If Obama and the Democrats truly believed in something other than Republican-lite fiscal policies, maybe we would actually see them fighting for them. Sen. Jeff Merkley shows us what that might look like:
The GOP budget plan will destroy 700,000 jobs. The last thing our nation can afford right now is further job losses. We need to be creating jobs, not destroying jobs.


There are common-sense budget cuts that could reduce our deficits without wrecking the economy or attacking working families. We can start by cutting back on the bonus tax breaks for millionaires and billionaires that Republican leaders insisted on just ten weeks ago. We could end tax subsidies for oil companies and save tens of billions of dollars in the process.
Republican House Speaker John Boehner summarized his perspective on the Republican budget as follows: if people might lose their jobs, "so be it." You might think the House Republican leaders would show some humility after their failed agenda turned record surpluses into massive deficits in 2001, or after their policies reduced the wages of working Americans during the modest expansion in the middle of the decade, or after they burned down the economy with unregulated derivatives and predatory mortgage securities in 2008.
Apparently not.
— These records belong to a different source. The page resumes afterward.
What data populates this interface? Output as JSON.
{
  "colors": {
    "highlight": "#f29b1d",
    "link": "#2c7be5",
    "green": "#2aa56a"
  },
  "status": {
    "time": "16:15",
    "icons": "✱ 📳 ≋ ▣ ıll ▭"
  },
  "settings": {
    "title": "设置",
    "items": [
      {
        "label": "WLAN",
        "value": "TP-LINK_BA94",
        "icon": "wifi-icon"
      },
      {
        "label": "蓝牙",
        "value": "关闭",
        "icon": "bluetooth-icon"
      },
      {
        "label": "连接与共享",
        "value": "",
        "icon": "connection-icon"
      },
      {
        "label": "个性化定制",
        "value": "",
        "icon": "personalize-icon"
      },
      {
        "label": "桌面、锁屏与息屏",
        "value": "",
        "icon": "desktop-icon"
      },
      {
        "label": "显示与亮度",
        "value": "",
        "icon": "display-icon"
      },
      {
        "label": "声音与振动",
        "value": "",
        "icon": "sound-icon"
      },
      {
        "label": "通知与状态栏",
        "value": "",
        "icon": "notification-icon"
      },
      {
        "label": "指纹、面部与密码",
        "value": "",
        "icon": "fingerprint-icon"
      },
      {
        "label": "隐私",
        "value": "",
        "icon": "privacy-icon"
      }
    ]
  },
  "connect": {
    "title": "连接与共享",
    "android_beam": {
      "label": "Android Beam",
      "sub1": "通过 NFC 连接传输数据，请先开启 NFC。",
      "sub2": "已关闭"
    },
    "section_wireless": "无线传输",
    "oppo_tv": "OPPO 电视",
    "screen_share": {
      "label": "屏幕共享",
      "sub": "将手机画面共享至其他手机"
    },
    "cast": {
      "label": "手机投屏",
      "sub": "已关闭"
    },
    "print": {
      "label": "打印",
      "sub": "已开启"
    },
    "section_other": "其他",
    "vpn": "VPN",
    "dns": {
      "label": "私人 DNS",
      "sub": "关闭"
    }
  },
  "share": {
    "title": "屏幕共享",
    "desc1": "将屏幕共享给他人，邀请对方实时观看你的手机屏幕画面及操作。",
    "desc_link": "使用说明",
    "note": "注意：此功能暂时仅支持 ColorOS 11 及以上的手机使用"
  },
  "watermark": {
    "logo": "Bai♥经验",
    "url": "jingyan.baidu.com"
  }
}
Their proposals are exactly the same: give massive tax cuts to the wealthiest, shred the safety net, and eliminate investments that would help restore American economic leadership.
But Obama won't say that because it might hurt the GOP's fee-fees, and we all know how terrified Obama is of doing that. And as Greg Sargent notes later in that post, imagine what the 2012 election landscape might look like if Dems actually united behind such a message.